Opposition parties and tenant rights groups have called for an NCT-style system of certification for private rental accommodation in the wake of an RTÉ expose on the sector.
Examples of poor-quality accommodation featured in the RTÉ Investigates documentary on Thursday night included overcrowded rooms, properties with mould and exposed electrical sockets, and problems with water leaking into rooms.
Dublin Fire Brigade has closed three buildings following the undercover investigation. The three multiple-occupancy buildings that were closed housed more than 120 tenants between them.
Fianna Fáil’s spokesman for housing Barry Cowen said the programme highlighted how “vulnerable people are being abused by unscrupulous landlords whose sole focus is maximising profit”.
Mr Cowen said his party will be calling for a new NCT-type certificate system to be introduced for private rental properties, to ensure rental housing meets acceptable standards.
He also said local authority departments tasked with inspecting private rental accommodation were underfunded. “The Government needs to fund this important work at local authority level. It cannot continue to turn a blind eye to potentially unsafe and inadequate private rental properties,” he said.
Private Members’ motion
Sinn Féin spokesman for housing Eoin Ó Broin said his party would be introducing a Private Members’ motion in the Dáil on Tuesday to call for the current system of private rental inspections to be overhauled.
Mr Ó Broin said an NCT-type system where all private rental properties are routinely inspected would ensure better standards.
Jan O'Sullivan, Labour Party spokeswoman for housing, said the programme raised major fire safety concerns in the rental market.
“There is a real question as to whether a criminal investigation might be required, if people’s lives were recklessly endangered due to fire safety,” Ms O’Sullivan said.
Among the dwellings featured on the RTÉ programme was one on Old County Road, Crumlin, Dublin where 40 tenants shared rooms filled with bunk beds, and two showers. There was mould on ceilings and walls, and a lack of an adequate escape route in the event of a fire.
In another property in Cobh, Co Cork, ceilings were damp and mouldy, there were holes in the floors, exposed sockets and no hot water.
Another property in Dublin had 60 tenants.
Stephen Large, manager of tenants rights group Threshold’s services in Dublin, said the lack of affordability in the current rental market was driving tenants into cheaper, overcrowded accommodation.
‘Informal arrangements’
“What you are seeing is extra beds and people being brought into rooms. They are very often informal arrangements, which the landlord may or may not know about,” he said. Mr Large said bunk beds were now more common across rental accommodation in Dublin.
“It is a sign of the desperation out there; you have people doubling, tripling, and quadrupling up in rooms,” he said.
Mr Large said there were only eight available properties in the tenants' area of Dún Laoghaire, South Dublin, one of which was a two-bedroom apartment advertised at €4,200 a month.
Tenants and landlords routinely advertise substandard or overcrowded accommodation in online groups on social media, rather than on official rental letting websites.

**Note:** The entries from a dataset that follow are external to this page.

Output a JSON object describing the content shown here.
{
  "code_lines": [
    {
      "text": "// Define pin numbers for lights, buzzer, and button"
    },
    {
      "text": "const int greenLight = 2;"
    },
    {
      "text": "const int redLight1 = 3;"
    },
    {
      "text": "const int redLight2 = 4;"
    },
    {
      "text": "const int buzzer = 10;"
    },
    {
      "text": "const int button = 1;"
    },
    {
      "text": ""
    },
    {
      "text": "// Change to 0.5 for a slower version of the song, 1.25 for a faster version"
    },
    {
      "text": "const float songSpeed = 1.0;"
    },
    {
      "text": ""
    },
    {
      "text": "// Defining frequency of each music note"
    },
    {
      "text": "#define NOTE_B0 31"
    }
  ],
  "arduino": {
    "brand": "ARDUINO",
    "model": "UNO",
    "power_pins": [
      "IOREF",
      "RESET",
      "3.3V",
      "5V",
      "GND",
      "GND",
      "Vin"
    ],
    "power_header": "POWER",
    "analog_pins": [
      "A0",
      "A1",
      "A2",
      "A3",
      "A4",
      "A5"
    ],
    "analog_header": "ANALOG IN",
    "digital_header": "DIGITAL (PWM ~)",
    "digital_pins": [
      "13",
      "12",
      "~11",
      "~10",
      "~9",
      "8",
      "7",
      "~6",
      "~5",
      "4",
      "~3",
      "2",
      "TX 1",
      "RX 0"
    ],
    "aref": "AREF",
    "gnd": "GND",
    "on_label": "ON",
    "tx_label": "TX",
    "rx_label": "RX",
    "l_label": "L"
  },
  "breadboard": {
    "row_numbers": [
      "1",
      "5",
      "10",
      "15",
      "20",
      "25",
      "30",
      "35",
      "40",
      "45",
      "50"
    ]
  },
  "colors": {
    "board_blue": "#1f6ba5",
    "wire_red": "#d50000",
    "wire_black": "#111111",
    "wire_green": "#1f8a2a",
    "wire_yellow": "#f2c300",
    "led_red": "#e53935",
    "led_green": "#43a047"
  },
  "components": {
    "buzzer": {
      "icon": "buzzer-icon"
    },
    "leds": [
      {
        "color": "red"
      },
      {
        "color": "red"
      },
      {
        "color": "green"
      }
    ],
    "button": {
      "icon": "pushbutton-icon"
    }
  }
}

Frequent examples of overcrowded accommodation advertised in the groups include single rooms with three bunk beds, which cost between €300 and €400 a month per tenant.
A report published last October by the National Oversight and Audit Commission into the level of local authority inspections of private rental properties found the current level of oversight insufficient.
The review found just 65 full-time staff were working in areas monitoring or inspecting standards in the private rental market across all 31 local authorities. In total, 55 per cent of properties inspected by local authority staff in 2014 were non-compliant with health and safety standards.